Austin Petersen, who came in second on the first ballot with 21 percent, 197 delegates, was visibly tense and angry when I found him at his Missouri delegation table before he hustled off to whip delegates, saying he would try to forge some sort of anti-Johnson coalition.

More importantly, he thought not-Johnsons needed to unite to make sure that William Weld, who Petersen later called a "horrifying statist," did not get the vice presidential nod. He wanted a unity ticket with Johnson, if he won, to include Alicia Dearn, a St.

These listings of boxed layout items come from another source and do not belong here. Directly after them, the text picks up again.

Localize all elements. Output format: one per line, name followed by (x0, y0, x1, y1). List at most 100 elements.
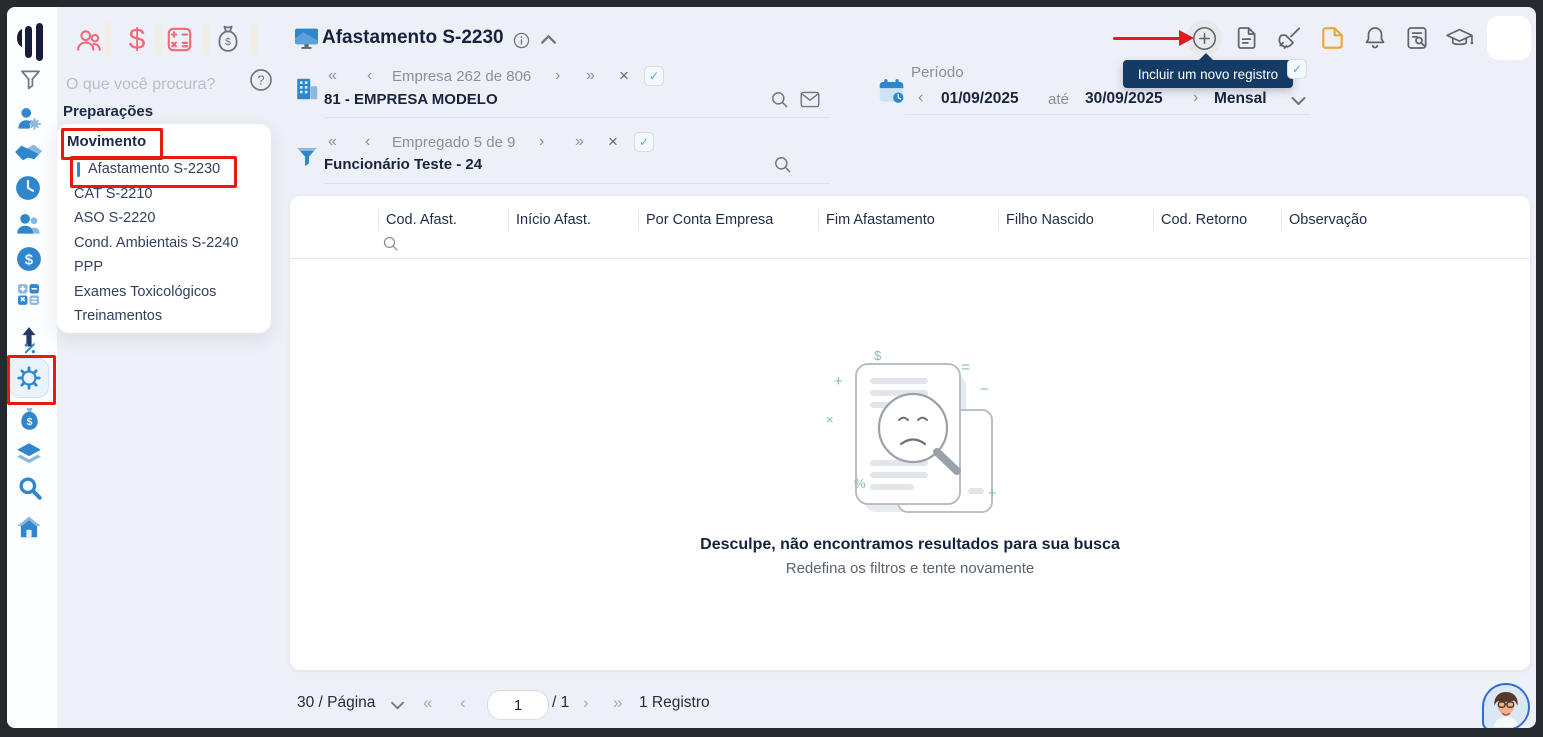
period-next-button[interactable]: › (1193, 89, 1198, 107)
column-header-observacao[interactable]: Observação (1281, 209, 1469, 231)
company-search-icon[interactable] (770, 90, 789, 109)
note-icon[interactable] (1320, 25, 1346, 51)
svg-text:?: ? (257, 73, 264, 88)
annotation-box-afastamento (70, 156, 237, 188)
finance-module-icon[interactable]: $ (124, 23, 150, 57)
period-checkbox[interactable]: ✓ (1287, 59, 1307, 79)
pagination-next-button[interactable]: › (583, 693, 589, 713)
app-logo[interactable] (15, 23, 49, 61)
profile-button[interactable] (1487, 16, 1531, 60)
company-name: 81 - EMPRESA MODELO (324, 91, 498, 108)
column-header-inicio-afast[interactable]: Início Afast. (508, 209, 639, 231)
svg-text:$: $ (25, 251, 34, 268)
annotation-box-gear (7, 355, 56, 405)
column-header-fim-afastamento[interactable]: Fim Afastamento (818, 209, 999, 231)
sidebar-growth-icon[interactable] (17, 326, 41, 354)
svg-text:−: − (980, 381, 989, 398)
menu-item-aso[interactable]: ASO S-2220 (74, 210, 155, 226)
menu-item-ppp[interactable]: PPP (74, 259, 103, 275)
divider (290, 258, 1530, 259)
support-chat-avatar[interactable] (1482, 683, 1530, 728)
employee-search-icon[interactable] (773, 155, 792, 174)
collapse-chevron-up-icon[interactable] (540, 33, 557, 46)
period-start-date[interactable]: 01/09/2025 (941, 90, 1019, 108)
employee-last-button[interactable]: » (575, 133, 584, 151)
sidebar-search-icon[interactable] (17, 475, 43, 501)
help-icon[interactable]: ? (249, 68, 273, 92)
company-position-label: Empresa 262 de 806 (392, 68, 531, 85)
results-card: Cod. Afast. Início Afast. Por Conta Empr… (290, 196, 1530, 670)
page-number-input[interactable] (487, 690, 549, 720)
company-mail-icon[interactable] (800, 91, 820, 108)
pagination-prev-button[interactable]: ‹ (460, 693, 466, 713)
column-header-cod-afast[interactable]: Cod. Afast. (378, 209, 509, 231)
sidebar-person-settings-icon[interactable] (15, 105, 42, 132)
page-size-chevron-down-icon[interactable] (390, 700, 405, 711)
sidebar-clock-icon[interactable] (15, 175, 41, 201)
sidebar-home-icon[interactable] (16, 514, 42, 540)
menu-item-exames[interactable]: Exames Toxicológicos (74, 284, 216, 300)
menu-item-treinamentos[interactable]: Treinamentos (74, 308, 162, 324)
period-mode-chevron-down-icon[interactable] (1290, 95, 1307, 107)
svg-text:$: $ (27, 416, 33, 428)
employee-next-button[interactable]: › (539, 133, 544, 151)
sidebar-money-icon[interactable]: $ (16, 246, 42, 272)
svg-text:=: = (961, 359, 970, 376)
svg-text:+: + (834, 373, 843, 390)
period-end-date[interactable]: 30/09/2025 (1085, 90, 1163, 108)
company-checkbox[interactable]: ✓ (644, 66, 664, 86)
sidebar-moneybag-icon[interactable]: $ (17, 406, 42, 433)
audit-search-icon[interactable] (1404, 25, 1430, 51)
company-next-button[interactable]: › (555, 67, 560, 85)
divider (905, 114, 1310, 115)
sidebar-people-icon[interactable] (15, 210, 42, 237)
period-mode-select[interactable]: Mensal (1214, 90, 1267, 108)
divider (105, 22, 112, 56)
company-clear-button[interactable]: × (619, 66, 629, 86)
svg-text:$: $ (874, 348, 882, 363)
pagination-first-button[interactable]: « (423, 693, 432, 713)
sidebar-calculator-icon[interactable] (16, 282, 41, 307)
payroll-bag-module-icon[interactable]: $ (215, 24, 241, 53)
no-results-illustration: $= +− ×% + (818, 348, 1008, 520)
document-icon[interactable] (1234, 25, 1260, 51)
column-header-por-conta-empresa[interactable]: Por Conta Empresa (638, 209, 819, 231)
divider (203, 22, 210, 56)
divider (155, 22, 162, 56)
company-last-button[interactable]: » (586, 67, 595, 85)
broom-clear-icon[interactable] (1277, 25, 1303, 51)
svg-text:$: $ (129, 23, 146, 56)
menu-item-cond-ambientais[interactable]: Cond. Ambientais S-2240 (74, 235, 238, 251)
page-size-select[interactable]: 30 / Página (297, 694, 375, 712)
training-cap-icon[interactable] (1445, 27, 1474, 51)
employee-prev-button[interactable]: ‹ (365, 133, 370, 151)
info-icon[interactable] (513, 32, 530, 49)
employee-first-button[interactable]: « (328, 133, 337, 151)
calendar-icon (878, 78, 905, 105)
search-input[interactable] (64, 69, 248, 101)
building-icon (294, 76, 320, 102)
employee-name: Funcionário Teste - 24 (324, 156, 482, 173)
company-first-button[interactable]: « (328, 67, 337, 85)
calculator-module-icon[interactable] (166, 26, 193, 53)
pagination-last-button[interactable]: » (613, 693, 622, 713)
divider (324, 117, 830, 118)
employee-clear-button[interactable]: × (608, 132, 618, 152)
table-filter-search-icon[interactable] (382, 235, 399, 252)
people-module-icon[interactable] (76, 27, 102, 53)
menu-item-cat[interactable]: CAT S-2210 (74, 186, 152, 202)
sidebar-handshake-icon[interactable] (13, 140, 44, 164)
empty-state-title: Desculpe, não encontramos resultados par… (290, 536, 1530, 554)
period-until-label: até (1048, 91, 1069, 108)
notifications-bell-icon[interactable] (1362, 25, 1388, 51)
column-header-cod-retorno[interactable]: Cod. Retorno (1153, 209, 1282, 231)
column-header-filho-nascido[interactable]: Filho Nascido (998, 209, 1154, 231)
period-prev-button[interactable]: ‹ (918, 89, 923, 107)
divider (324, 183, 830, 184)
company-prev-button[interactable]: ‹ (367, 67, 372, 85)
tooltip-caret (1198, 53, 1214, 61)
filter-icon[interactable] (19, 68, 42, 91)
annotation-arrow (1113, 37, 1181, 40)
sidebar-layers-icon[interactable] (15, 441, 43, 467)
employee-checkbox[interactable]: ✓ (634, 132, 654, 152)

Louis lawyer, as vice president. (Dearn had done ballot access suit work for Gary Johnson's 2012 campaign, and eventually wrote off the hanging debt owed her for her services.) 

I find Johnson being interviewed by a TV crew. In his best bemused shrugging style, he says that, well, maybe his particular politics never fit just right in any particular current party scene, maybe not even this one, though he also says he does believe and always thought of himself and Weld as libertarians. "Hey, it's a contest, lighten up everyone!" he says in a general attempt to lighten the tense, shouty mood on the convention floor between ballots.

Petersen grabbed Johnson from a press scrum outside shortly thereafter. He hadn't heard and didn't seem prepared to heed Johnson's call for lightening up.

Petersen, voice and posture tense, asked Johnson if he really wanted to unify the party? If he did, how could he try to push William Weld on them? Johnson seemed from my perspective to just march away from Petersen, though other reporters heard him tell Petersen that this just wasn't the place for this discussion. (It was in front of dozens of cameras.)

Asked if he could consider going for vice president himself, Petersen, with a background in musical theater, adopted his best noble Roman pose and demeanor and said no, he just could not do that. He lamented that the Johnson campaign had all along ignored calls to put his army of freedom ninjas at Johnson's disposal, and felt "always pushed away" by Johnson. "I'm in this for principle," he says, and thus cannot be swayed by any argument Weld will bring in money or media attention. "Johnson is a good guy," Petersen says, but he cannot tolerate Weld for vice president.

Darryl Perry, the hardcore anarchist who came in fourth with 6.8 percent (63 delegates), told me that if and when he was squeezed out, he would (as McAfee had just told me) recommend his delegates go for the antivirus software developer, and if it got down to Johnson vs. Petersen he would hope true Perry supporters would just vote "none of the above."

The Johnson whip machine, however, did its job too well. They were able to mass texts to their known delegates and had crowds working the floor for face-to-face conversion of people not already their delegates, and brought it home, on the second ballot, with over 55 percent.

"I feel relieved, you have no idea," McAfee said. "I was hoping Austin would win, all I ever wanted was a non-Johnson, but we eat what we have to eat and do what we have to do." McAfee and his vice presidential candidate Judd Weiss both say they intend to continue their "Vote Different" campaign to rebrand and apply the best modern communications tech to the libertarian movement, focusing in the party on potentially winnable local races.